Obligations beyond the acquisition
Moreover, there is increased recognition of the importance of robust day-to-day compliance through policies and procedures. This has become more evident in recent years with the rise of the number of data breaches being reported. In 2018, the Information Commissioner’s Office (ICO) fined the hotel group, Marriott, the sum of £18.4 million following its acquisition of Starwood, for what was, in fact, a Starwood breach that happened prior to the acquisition. During its representations, Marriott argued that it was only able to carry out a narrow scope of due diligence on Starwood’s data processing systems and databases. That clearly did not provide an adequate defence and, notably, the ICO was of the opinion that even if fuller due diligence had been undertaken during the acquisition process, that would not have removed Marriott’s continuing obligation to ensure that it complied with the GDPR. So this tells us there is a clear need not only for thorough due diligence, but for robust procedures and policies to be in place post-acquisition to ensure ongoing compliance.

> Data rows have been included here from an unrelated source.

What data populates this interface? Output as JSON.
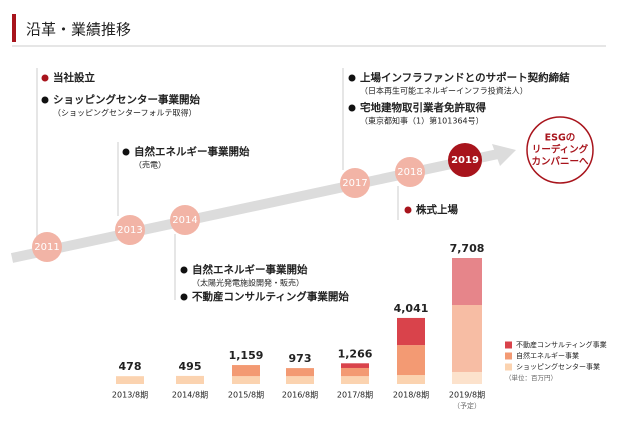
{
  "title": "沿革・業績推移",
  "timeline": {
    "years": [
      "2011",
      "2013",
      "2014",
      "2017",
      "2018",
      "2019"
    ],
    "goal": [
      "ESGの",
      "リーディング",
      "カンパニーへ"
    ],
    "events": [
      {
        "items": [
          {
            "text": "当社設立"
          },
          {
            "text": "ショッピングセンター事業開始",
            "note": "（ショッピングセンターフォルテ取得）"
          }
        ]
      },
      {
        "items": [
          {
            "text": "自然エネルギー事業開始",
            "note": "（売電）"
          }
        ]
      },
      {
        "items": [
          {
            "text": "自然エネルギー事業開始",
            "note": "（太陽光発電施設開発・販売）"
          },
          {
            "text": "不動産コンサルティング事業開始"
          }
        ]
      },
      {
        "items": [
          {
            "text": "上場インフラファンドとのサポート契約締結",
            "note": "（日本再生可能エネルギーインフラ投資法人）"
          },
          {
            "text": "宅地建物取引業者免許取得",
            "note": "（東京都知事（1）第101364号）"
          }
        ]
      },
      {
        "items": [
          {
            "text": "株式上場"
          }
        ]
      }
    ]
  },
  "chart_data": {
    "type": "stacked_bar",
    "categories": [
      "2013/8期",
      "2014/8期",
      "2015/8期",
      "2016/8期",
      "2017/8期",
      "2018/8期",
      "2019/8期"
    ],
    "category_notes": [
      null,
      null,
      null,
      null,
      null,
      null,
      "（予定）"
    ],
    "series": [
      {
        "name": "ショッピングセンター事業",
        "color": "#fbd3b0",
        "values": [
          478,
          495,
          480,
          480,
          480,
          550,
          735
        ]
      },
      {
        "name": "自然エネルギー事業",
        "color": "#f39a73",
        "values": [
          0,
          0,
          679,
          493,
          500,
          1830,
          4098
        ]
      },
      {
        "name": "不動産コンサルティング事業",
        "color": "#d9434b",
        "values": [
          0,
          0,
          0,
          0,
          286,
          1661,
          2875
        ]
      }
    ],
    "totals": [
      478,
      495,
      1159,
      973,
      1266,
      4041,
      7708
    ],
    "total_labels": [
      "478",
      "495",
      "1,159",
      "973",
      "1,266",
      "4,041",
      "7,708"
    ],
    "unit": "（単位：百万円）"
  }
}
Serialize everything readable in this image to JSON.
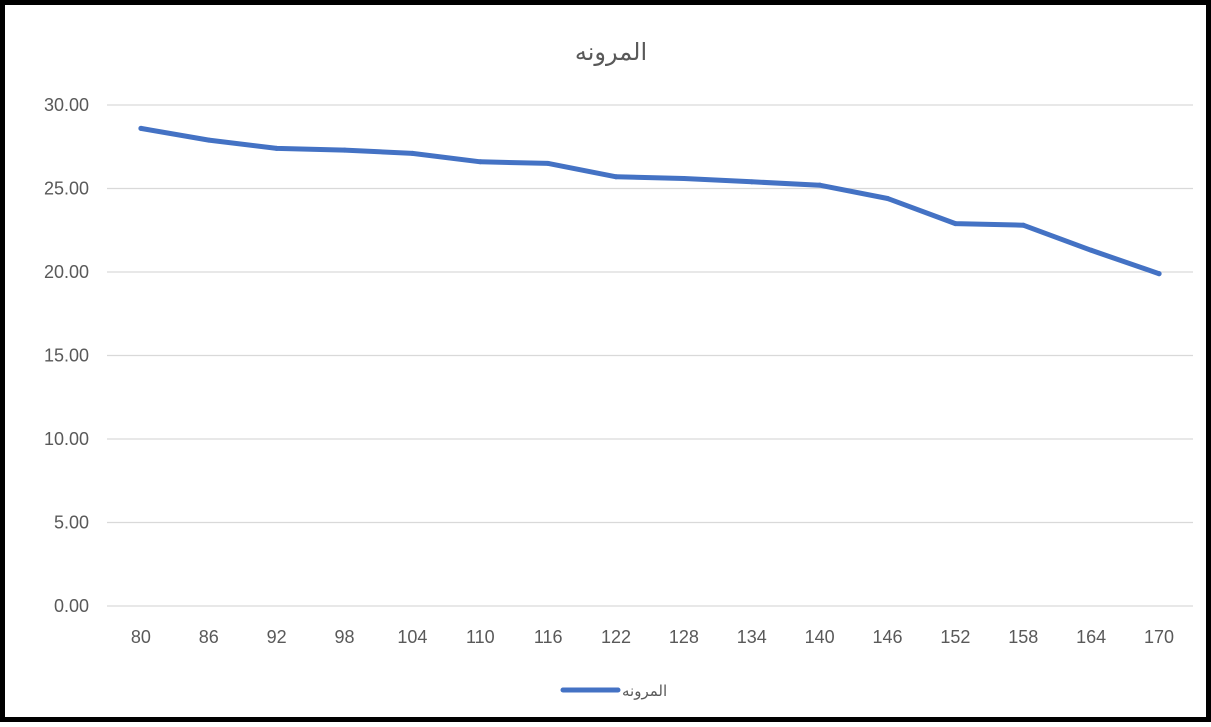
{
  "chart_data": {
    "type": "line",
    "title": "المرونه",
    "x": [
      "80",
      "86",
      "92",
      "98",
      "104",
      "110",
      "116",
      "122",
      "128",
      "134",
      "140",
      "146",
      "152",
      "158",
      "164",
      "170"
    ],
    "series": [
      {
        "name": "المرونه",
        "values": [
          28.6,
          27.9,
          27.4,
          27.3,
          27.1,
          26.6,
          26.5,
          25.7,
          25.6,
          25.4,
          25.2,
          24.4,
          22.9,
          22.8,
          21.3,
          19.9
        ]
      }
    ],
    "yticks": [
      "0.00",
      "5.00",
      "10.00",
      "15.00",
      "20.00",
      "25.00",
      "30.00"
    ],
    "ylim": [
      0,
      30
    ],
    "grid": true,
    "legend_position": "bottom",
    "colors": {
      "series": "#4472c4",
      "grid": "#d9d9d9",
      "text": "#595959"
    }
  }
}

Companies that have robust policies and procedures in place in respect of the data they hold will be better equipped to exploit the value in that data. From a potential purchaser’s perspective, whilst due diligence may corroborate value, it may also identify other potential sources of data value in a target and provide the basis for effective integration of target data into a business. Defensively, it is an opportunity for a purchaser to ensure that it has properly evaluated, and mitigated, potential legal and commercial risks that may come with such data. It will also enable purchasers to understand what actions may need to be taken pre-acquisition as a condition of the deal or, more commonly, post-acquisition as part of a housekeeping exercise to improve compliance and security.
The digital revolution has seen the value of data grow exponentially. Corporate transactions can provide companies with sought after digital capabilities and the ability to extract significant commercial value from diverse sources of data. Whilst data can be incredibly valuable as a business asset, it is crucial to ensure value is not diminished by failings in how it is handled and protected. As we can see from the Marriott case, a valuable data asset, when mismanaged, has the potential to bring financial harm and reputational risk.